The Oak Creek Fault is old and deep.  It predates the San Francisco Volcanic Field by more than 1.5 billion years.  It has certainly served as a conduit for magma rising from the earth's asthenosphere.  There are at least 5 volcanoes along its path from south to north;  Wilson Mountain, Woody Mountain, Naval Observatory, A1 Mountain and the San Francisco Peaks.

It is obvious that volcanoes are associated with all of the major faults in the San Francisco Volcanic Field which brings me to my purpose in pointing out these faults.  Recently I was browsing the internet looking at geologic photos then I came across this one of quartz veins in a bedrock.  It is an area probably just a few square feet.
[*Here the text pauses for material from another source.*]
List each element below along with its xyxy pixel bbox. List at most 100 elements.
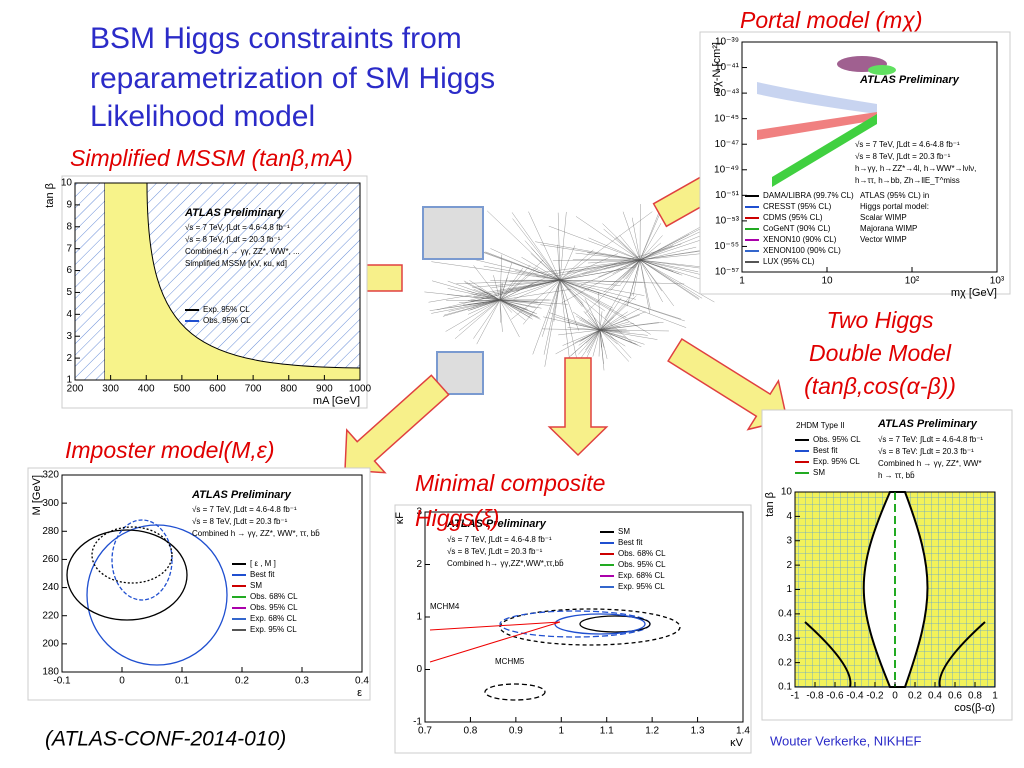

The moment I saw it I thought of the San Francisco Volcanic Field and its crisscrossing faults.  I started wondering what would the San Francisco Volcanic Field look like millions of years in the future if were eroded into a flat plane?  I think it would look similar to this except scaled up to many square miles with thick, black basalt dikes through red sedimentary rocks.

That exact scenario has happened at the Shiprock volcano just 200 miles away in New Mexico.  Shiprock is the last remaining remnant of a volcano that erupted 27 million years ago.  Since then the surface volcano has completely eroded away as well as 3,000 feet of sedimentary rock surrounding the monolith.  Radiating out it are three faults called dikes that were the conduits that supplied basaltic magma to the volcano.

Shiprock photo from the internet.

Google Earth image.  Three dikes.  

Dike # 1 photo from the internet.
If this were to occur at the San Francisco Volcanic Field there would be six monoliths stabbing at the sky.  They would be the remnants of Bill Williams Mountain, Sitgraves Mountain, Kendrick Peak, Slate Mountain, O'Leary Peak and the San Francisco Peaks, the crown jewel of them all.  There would be a maze of  long black veins running between them through fractured sedimentary bedrock.  I think that would be quite a sight and look very much like this photo of veins in a rock.